On September 13 – a while ago now! – our opening CSWR event of the year was a panel discussion on the topic, “Body and Soul in the Study of Religion,” with reflections by four members of the HDS community: Mara Block, doctoral candidate of theology and ethics; Michael Jackson, an anthropologist and expert on West African religions, and Visiting Professor of World Religions; Ahmed Ragab, Richard T. Watson Assistant Professor of Science and Religion, and scholar of Islamic medical traditions; and Mayra Rivera Rivera, Assistant Professor of Theology and Latina/o Studies. This stimulating panel introduced ways of thinking about what “body” and “soul” mean in today’s academic world, and how our contemporary fascination with body and material culture can also open up issues of profound spiritual meaning. You can find the panel here.
September 26, meditative education: Thomas Coburn is President Emeritus of Naropa University, the Buddhist institution of higher education in Boulder, Colorado, and currently Visiting Scholar at Brown University. He had done his doctoral studies here at Harvard, and for decades taught at St. Lawrence University in New York. On September 26 he delivered the first in this year’s lecture series, "The Intellectual Worlds of Meditation." It was a deeply reflective presentation, by a lifelong teacher, on the contemplative dimension of teaching and learning, reminding us that meditation and learning are only artificially separated. You can find the lecture here.
October 17, a Jewish reading of a famous Gospel incident: Amy-Jill Levine delivered this year's Comparative Theology Lecture. She is University Professor of New Testament and Jewish Studies, and Professor of Jewish Studies at Vanderbilt University Divinity School and College of Arts and Sciences. She is well known for the recent Jewish Annotated New Testament, which meticulously goes through the New Testament, reading from the Jewish perspective, pointing out both the texts that we can all share, and texts that do, and often have for a long time, puzzled or disturbed Jewish readers. Her lecture for us, “From Donation to Diatribe: How Anti-Jewish Interpretation Cashes Out,” explores the incident of the “Widow’s Mite” (Luke 21.1-4), where Jesus praises the poor widow who, in giving two coins, put “her whole life” into the temple collection. Though a beautiful scene, in many a Christian reading it also casts a shadow over the temple and its wealth, contrast her with the majority of pious Jewis, and perhaps unfairly derogates those who gave more generously. You can find the lecture here.

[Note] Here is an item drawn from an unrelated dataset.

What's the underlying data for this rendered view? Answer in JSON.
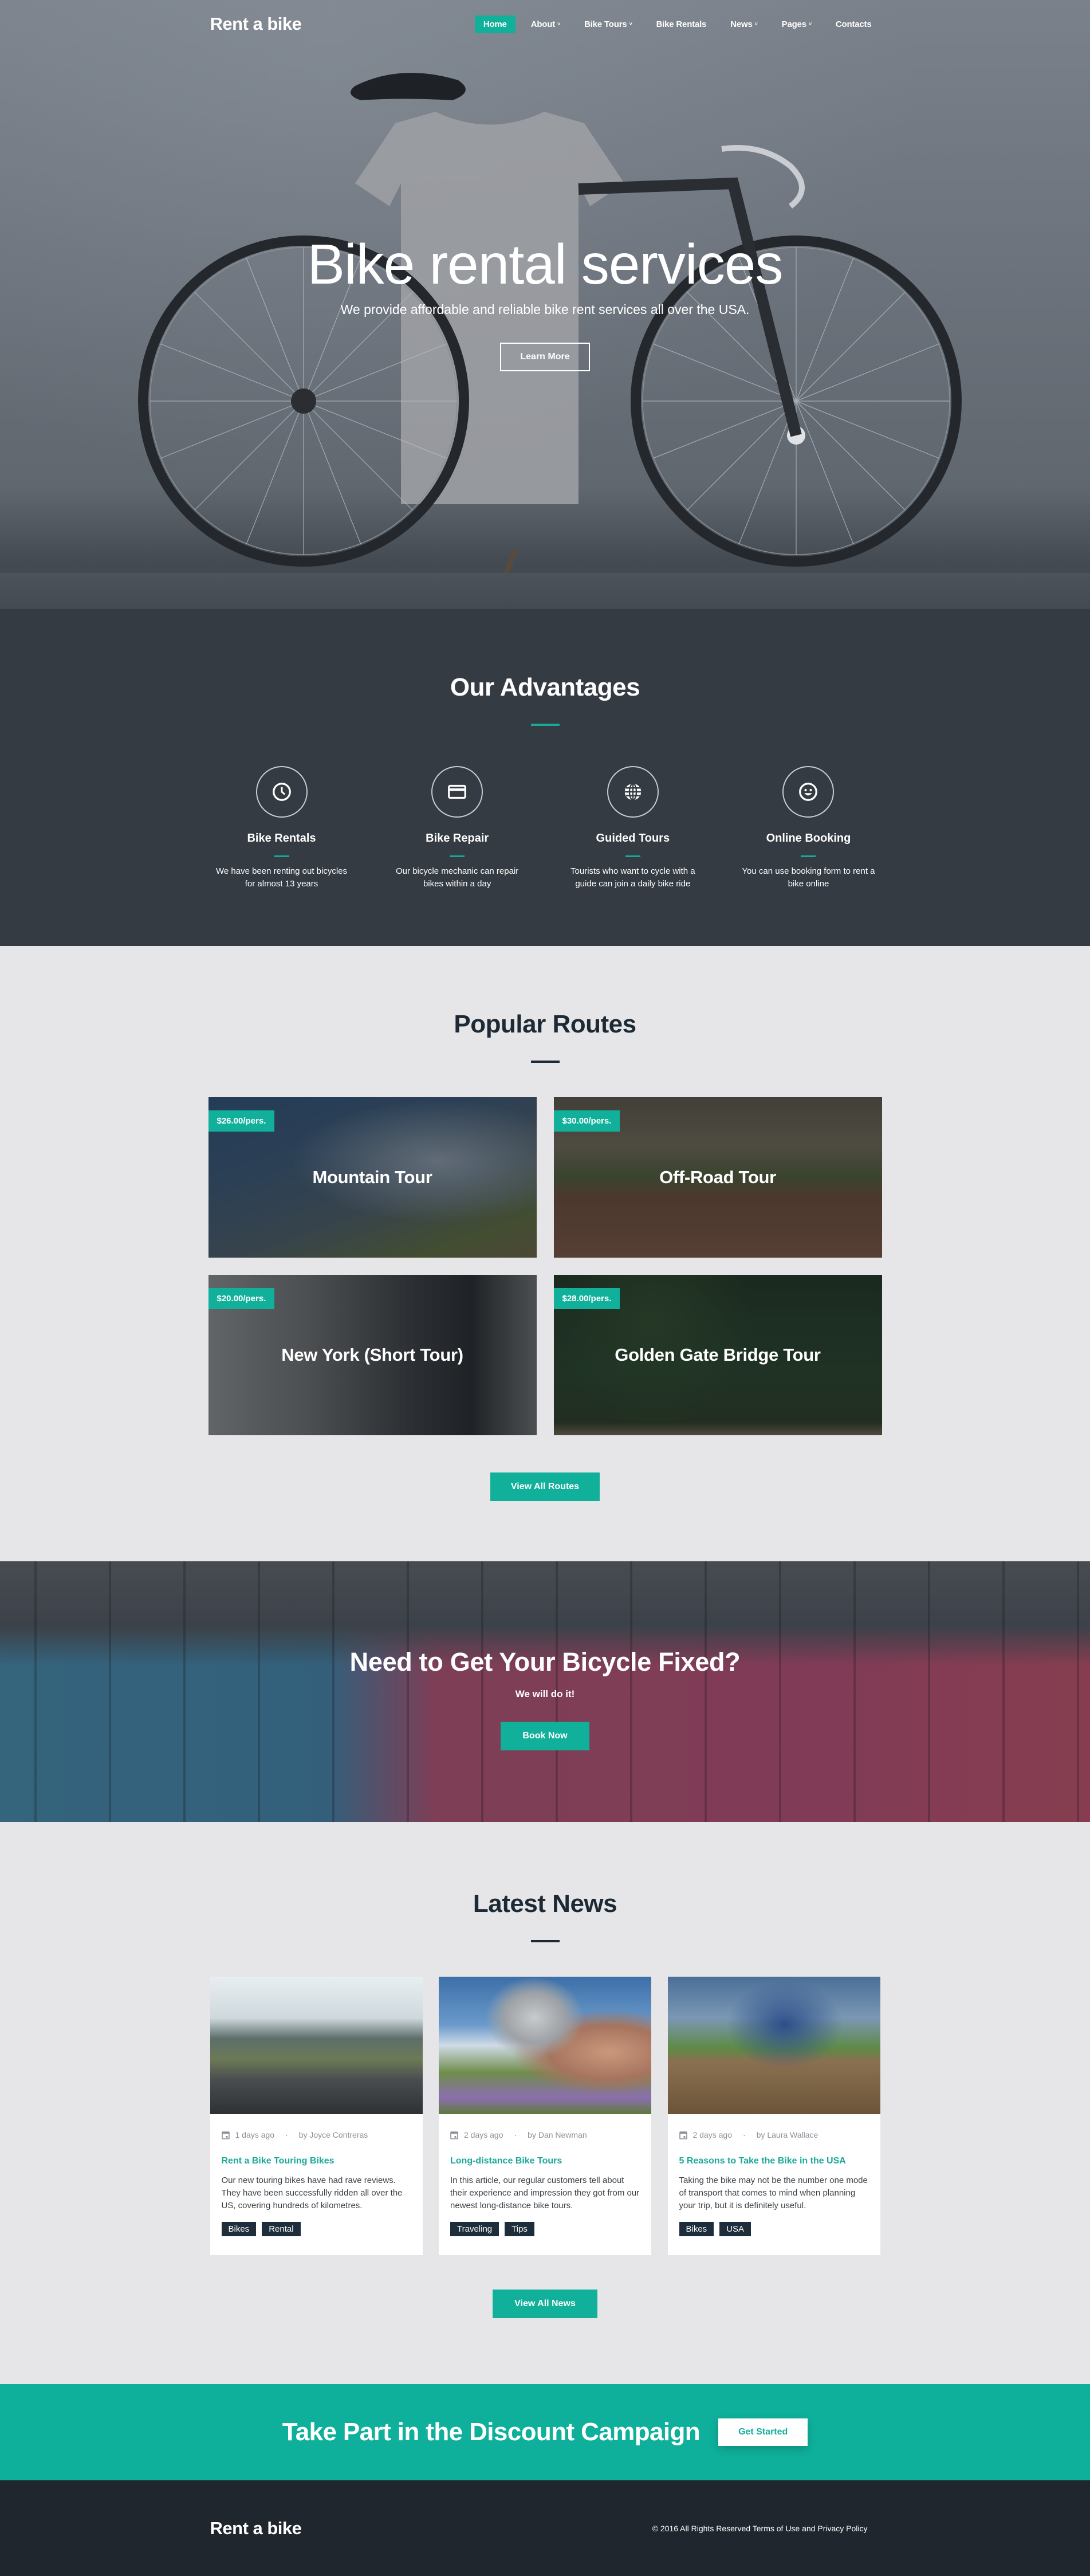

October 25, a challenge to think about how open-minded and inclusive our interfaith conversations are (or aren’t): Eboo Patel, founder of the Interfaith Youth Corps, gave our annual Greeley Lecture for Social Justice, “New Rooms in the House of Religious Pluralism: Evangelicals and the Interfaith Movement.” Well known for his inspiring interfaith work and success in initiating and enhancing interfaith learning and dialogue on high school and college campuses, Dr Patel appropriately enough challenged the Harvard audience to ask how inclusive we really are, when interfaith work tends to flourish among more liberal Christians, often to the exclusion of churches like the evangelical communities. His lecture pushes us to think about widening further our conversations, lest interfaith conversation and cooperation be “just” a liberal preserve. You can find the lecture here.
Take a look at some or all of these lectures when you have a chance. The speakers are invariably quite eloquent, and they give us much to think about: “interfaith learning” opens up a wide variety of possibilities that are boht challenging and inspiring.